1 mins
MY SPACE
ALL PHOTOS MARTIN KRAUSE
LUTHIER
MARTIN KRAUSE
LOCATION Saarbrücken, Germany
This workshop has been based here in southwest Germany for almost 50 years. My mother and father met while studying in Mittenwald and then worked together at workshops in Amsterdam and Berlin, until one day they heard there was a great need for a violin workshop in Saarbrücken.
They came here in 1973 and started their own business.
Both of them are still working, but I took over the running of the workshop in 2011. Both my parents are still making new instruments, but since the start of the pandemic they’ve been working more from home while I’ve been keeping the workshop going. Six years ago I moved it to a new building, just a few streets from the old one; it was very overgrown and we had to work hard to turn it into our new workshop.

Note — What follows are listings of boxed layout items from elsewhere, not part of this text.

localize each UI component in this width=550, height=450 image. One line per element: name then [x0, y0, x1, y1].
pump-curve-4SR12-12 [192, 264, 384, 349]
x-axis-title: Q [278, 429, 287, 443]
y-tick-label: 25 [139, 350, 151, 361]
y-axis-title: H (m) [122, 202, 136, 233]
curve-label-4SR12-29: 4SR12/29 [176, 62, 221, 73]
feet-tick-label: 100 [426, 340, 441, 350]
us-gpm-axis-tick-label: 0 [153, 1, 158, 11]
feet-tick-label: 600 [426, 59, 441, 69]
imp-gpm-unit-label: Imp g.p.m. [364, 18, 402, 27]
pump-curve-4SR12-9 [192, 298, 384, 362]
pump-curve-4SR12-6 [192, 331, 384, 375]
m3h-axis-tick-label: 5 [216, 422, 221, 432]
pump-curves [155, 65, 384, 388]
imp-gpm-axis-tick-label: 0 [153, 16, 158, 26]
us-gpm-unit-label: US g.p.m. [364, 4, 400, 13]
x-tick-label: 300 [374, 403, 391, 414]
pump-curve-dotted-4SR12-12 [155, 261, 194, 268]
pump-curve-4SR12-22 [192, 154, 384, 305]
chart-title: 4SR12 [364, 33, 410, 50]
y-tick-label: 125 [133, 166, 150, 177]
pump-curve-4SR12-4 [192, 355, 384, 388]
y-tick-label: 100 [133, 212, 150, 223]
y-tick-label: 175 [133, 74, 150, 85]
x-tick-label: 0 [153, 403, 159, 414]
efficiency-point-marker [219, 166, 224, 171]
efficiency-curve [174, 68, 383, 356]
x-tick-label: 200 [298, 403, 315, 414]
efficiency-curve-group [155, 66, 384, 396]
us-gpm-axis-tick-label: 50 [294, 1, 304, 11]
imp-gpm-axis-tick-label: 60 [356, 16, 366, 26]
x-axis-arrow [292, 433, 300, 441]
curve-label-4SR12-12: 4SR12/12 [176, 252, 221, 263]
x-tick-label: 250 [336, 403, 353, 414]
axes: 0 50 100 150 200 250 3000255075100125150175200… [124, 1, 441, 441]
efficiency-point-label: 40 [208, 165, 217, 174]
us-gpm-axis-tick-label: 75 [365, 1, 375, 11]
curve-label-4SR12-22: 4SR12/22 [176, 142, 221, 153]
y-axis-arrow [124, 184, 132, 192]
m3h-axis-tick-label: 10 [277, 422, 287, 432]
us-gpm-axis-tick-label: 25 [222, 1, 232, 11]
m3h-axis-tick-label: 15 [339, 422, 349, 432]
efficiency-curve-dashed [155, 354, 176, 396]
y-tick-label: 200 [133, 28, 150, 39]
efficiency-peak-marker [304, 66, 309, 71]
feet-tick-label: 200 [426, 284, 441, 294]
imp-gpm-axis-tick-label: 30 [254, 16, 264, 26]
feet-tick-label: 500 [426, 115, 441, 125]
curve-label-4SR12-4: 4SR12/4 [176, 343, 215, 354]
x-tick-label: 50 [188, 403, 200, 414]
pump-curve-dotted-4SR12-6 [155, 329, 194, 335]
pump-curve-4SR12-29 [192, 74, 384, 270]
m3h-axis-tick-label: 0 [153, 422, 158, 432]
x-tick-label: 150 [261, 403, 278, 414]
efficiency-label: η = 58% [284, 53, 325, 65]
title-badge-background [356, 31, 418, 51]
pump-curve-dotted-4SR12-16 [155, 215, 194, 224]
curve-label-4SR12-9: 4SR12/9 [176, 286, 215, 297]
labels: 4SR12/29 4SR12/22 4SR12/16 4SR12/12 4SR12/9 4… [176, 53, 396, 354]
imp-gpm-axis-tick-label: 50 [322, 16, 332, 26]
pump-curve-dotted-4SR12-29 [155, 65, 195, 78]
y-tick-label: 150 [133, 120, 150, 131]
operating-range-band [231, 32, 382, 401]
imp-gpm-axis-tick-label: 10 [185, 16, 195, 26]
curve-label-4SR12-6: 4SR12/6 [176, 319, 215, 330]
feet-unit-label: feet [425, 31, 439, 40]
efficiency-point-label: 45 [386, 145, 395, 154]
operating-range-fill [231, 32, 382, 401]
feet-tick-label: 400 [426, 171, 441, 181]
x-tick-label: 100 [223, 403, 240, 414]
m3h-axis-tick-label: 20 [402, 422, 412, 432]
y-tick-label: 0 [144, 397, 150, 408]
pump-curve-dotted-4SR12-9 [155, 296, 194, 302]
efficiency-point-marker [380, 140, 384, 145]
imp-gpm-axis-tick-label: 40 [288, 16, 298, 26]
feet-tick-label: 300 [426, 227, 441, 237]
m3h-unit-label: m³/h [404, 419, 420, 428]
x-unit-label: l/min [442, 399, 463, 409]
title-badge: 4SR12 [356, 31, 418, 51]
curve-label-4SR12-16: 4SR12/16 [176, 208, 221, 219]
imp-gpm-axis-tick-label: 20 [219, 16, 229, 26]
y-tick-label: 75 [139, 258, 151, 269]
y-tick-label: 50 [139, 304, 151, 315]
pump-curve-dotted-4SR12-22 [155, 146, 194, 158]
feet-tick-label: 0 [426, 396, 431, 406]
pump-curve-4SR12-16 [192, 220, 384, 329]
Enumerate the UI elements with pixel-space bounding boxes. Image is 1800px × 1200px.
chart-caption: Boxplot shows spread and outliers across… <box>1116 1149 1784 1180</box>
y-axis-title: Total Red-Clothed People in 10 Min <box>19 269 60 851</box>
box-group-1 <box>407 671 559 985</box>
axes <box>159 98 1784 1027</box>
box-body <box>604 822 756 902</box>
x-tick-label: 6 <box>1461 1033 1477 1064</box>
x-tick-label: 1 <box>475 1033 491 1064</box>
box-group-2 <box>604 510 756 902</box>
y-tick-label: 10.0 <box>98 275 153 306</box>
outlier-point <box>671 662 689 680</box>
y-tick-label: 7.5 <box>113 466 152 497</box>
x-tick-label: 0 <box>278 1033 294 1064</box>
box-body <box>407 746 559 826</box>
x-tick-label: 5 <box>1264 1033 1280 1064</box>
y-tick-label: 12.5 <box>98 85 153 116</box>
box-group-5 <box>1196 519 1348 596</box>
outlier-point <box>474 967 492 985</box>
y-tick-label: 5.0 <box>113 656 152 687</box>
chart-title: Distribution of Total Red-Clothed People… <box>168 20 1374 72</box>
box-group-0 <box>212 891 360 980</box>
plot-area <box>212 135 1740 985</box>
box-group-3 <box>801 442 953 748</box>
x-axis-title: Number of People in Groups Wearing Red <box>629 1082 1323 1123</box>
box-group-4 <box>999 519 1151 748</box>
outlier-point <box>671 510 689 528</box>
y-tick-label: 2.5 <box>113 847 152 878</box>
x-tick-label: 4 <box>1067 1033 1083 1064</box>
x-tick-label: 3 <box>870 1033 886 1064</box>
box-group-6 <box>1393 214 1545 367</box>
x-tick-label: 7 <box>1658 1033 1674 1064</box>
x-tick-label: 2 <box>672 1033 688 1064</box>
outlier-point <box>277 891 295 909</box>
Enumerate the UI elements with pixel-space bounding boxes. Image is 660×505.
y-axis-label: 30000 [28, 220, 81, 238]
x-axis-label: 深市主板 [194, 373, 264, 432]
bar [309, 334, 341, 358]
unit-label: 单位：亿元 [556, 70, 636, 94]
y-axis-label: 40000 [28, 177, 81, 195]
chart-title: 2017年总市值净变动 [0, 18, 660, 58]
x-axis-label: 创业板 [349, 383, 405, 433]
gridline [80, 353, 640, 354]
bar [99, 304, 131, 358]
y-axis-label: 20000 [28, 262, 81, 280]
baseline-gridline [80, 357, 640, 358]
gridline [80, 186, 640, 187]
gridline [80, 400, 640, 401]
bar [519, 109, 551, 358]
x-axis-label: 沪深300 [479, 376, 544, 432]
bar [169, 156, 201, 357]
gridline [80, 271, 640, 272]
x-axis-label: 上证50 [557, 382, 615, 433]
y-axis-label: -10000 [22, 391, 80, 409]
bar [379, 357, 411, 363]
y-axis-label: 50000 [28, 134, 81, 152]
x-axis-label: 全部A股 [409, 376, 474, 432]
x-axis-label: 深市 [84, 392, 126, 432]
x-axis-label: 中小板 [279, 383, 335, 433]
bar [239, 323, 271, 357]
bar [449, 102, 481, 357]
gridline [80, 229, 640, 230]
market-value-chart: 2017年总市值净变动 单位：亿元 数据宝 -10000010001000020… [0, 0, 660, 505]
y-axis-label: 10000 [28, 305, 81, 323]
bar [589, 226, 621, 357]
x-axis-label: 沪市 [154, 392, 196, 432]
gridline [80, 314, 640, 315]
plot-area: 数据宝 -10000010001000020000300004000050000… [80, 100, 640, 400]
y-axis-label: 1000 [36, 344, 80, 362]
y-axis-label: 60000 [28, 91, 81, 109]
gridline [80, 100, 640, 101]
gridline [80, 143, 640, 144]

Saarbrücken is quite a musical region of Germany; there are two orchestras based here as well as a conservatoire, and we’re very close to the border with France and Luxembourg, so musicians from both countries can get here very easily. There used to be a radio orchestra in nearby Kaiserslautern as well, but around ten years ago it merged with the one in Saarbrücken, so musicians from both orchestras now regularly commute from one city to the other.
As well as crafting new violins and cellos, we make quite a lot of Baroque instruments. They’re bought by musicians from both orchestras, who have a great interest in 18th-century music, and we enjoy stretching ourselves by making more unusual models. On the right of the inset photo you can see a baryton and a violone.
Because three luthiers used to work here, the workshop is quite large – around 80 sq m. My main workbench is in the window, which is north-facing so the light is quite neutral. I usually do my varnishing in the morning light.